Estos usuarios concentran un consumo promedio cercano a los 50.000 metros cúbicos mensuales de agua potable no abonada, lo que representa alrededor de 120 metros cúbicos por mes por cada usuario. Incluso, la empresa detectó un caso puntual con consumos que alcanzan los 700 metros cúbicos mensuales, pese a mantener una deuda activa.

La situación genera un fuerte impacto en la sustentabilidad del sistema y una marcada inequidad frente a los usuarios que cumplen regularmente con el pago del servicio. A nivel provincial, la empresa informó que más de mil grandes usuarios se encuentran en condiciones similares, con una deuda total que supera los 700 millones de pesos.

Desde Aguas Santafesinas remarcaron que, a pesar de la falta de pago, los grandes usuarios morosos continúan recibiendo el servicio. En conjunto, el volumen de agua no abonada supera los 60.000 metros cúbicos mensuales, lo que afecta la capacidad de inversión, operación y mantenimiento de la red.

En ese marco, la presidenta de la empresa, Renata Ghilotti, sostuvo que el objetivo de la política de gestión de deuda no es sancionatorio, sino preservar un servicio esencial. “Es fundamental que quienes pueden pagar lo hagan, porque el incumplimiento afecta la equidad del sistema y perjudica a quienes sí cumplen”, afirmó.

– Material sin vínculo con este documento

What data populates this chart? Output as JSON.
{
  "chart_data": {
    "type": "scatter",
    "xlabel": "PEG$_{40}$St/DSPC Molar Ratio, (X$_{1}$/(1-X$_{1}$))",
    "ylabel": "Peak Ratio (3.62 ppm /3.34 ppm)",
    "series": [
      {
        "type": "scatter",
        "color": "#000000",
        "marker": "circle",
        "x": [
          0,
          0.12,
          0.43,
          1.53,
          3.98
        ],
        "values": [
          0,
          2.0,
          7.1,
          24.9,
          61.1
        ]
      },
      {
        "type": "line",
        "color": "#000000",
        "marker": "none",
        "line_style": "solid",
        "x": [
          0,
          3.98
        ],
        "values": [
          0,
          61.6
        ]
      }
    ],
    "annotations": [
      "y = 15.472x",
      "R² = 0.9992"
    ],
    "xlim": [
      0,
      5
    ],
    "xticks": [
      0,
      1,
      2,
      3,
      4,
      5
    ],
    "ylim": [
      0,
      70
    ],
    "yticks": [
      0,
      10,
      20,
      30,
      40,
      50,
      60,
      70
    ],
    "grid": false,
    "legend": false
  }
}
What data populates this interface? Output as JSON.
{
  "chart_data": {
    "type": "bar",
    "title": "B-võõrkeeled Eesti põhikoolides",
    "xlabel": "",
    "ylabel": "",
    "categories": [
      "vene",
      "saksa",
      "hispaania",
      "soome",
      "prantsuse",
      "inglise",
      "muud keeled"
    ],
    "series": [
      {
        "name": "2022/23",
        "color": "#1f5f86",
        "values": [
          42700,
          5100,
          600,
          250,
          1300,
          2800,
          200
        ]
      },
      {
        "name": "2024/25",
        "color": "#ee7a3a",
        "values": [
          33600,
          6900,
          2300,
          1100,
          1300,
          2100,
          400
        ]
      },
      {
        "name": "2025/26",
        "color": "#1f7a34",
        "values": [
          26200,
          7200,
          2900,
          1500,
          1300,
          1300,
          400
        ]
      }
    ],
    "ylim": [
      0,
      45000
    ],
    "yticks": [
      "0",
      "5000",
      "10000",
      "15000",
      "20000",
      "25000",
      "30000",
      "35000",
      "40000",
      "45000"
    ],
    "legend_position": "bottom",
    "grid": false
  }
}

El esquema de gestión incluye intimaciones sucesivas y la posibilidad de acceder a planes de pago personalizados. En caso de no obtener respuesta, el régimen tarifario habilita la reducción del suministro como última instancia, limitando el servicio a 100 litros diarios.

Según señalaron desde la empresa estatal, cerca del 30 % de los usuarios regulariza su situación antes de llegar a esa medida, y otro 50 % lo hace luego de la reducción del suministro. El porcentaje restante avanza hacia el corte total del servicio -en los casos no residenciales- o hacia instancias de gestión judicial.

Desde la prestataria aclararon que los usuarios alcanzados por estas acciones fueron previamente relevados según indicadores socioeconómicos oficiales, con el objetivo de resguardar a los sectores más vulnerables y garantizar un criterio de equidad en la aplicación de las medidas.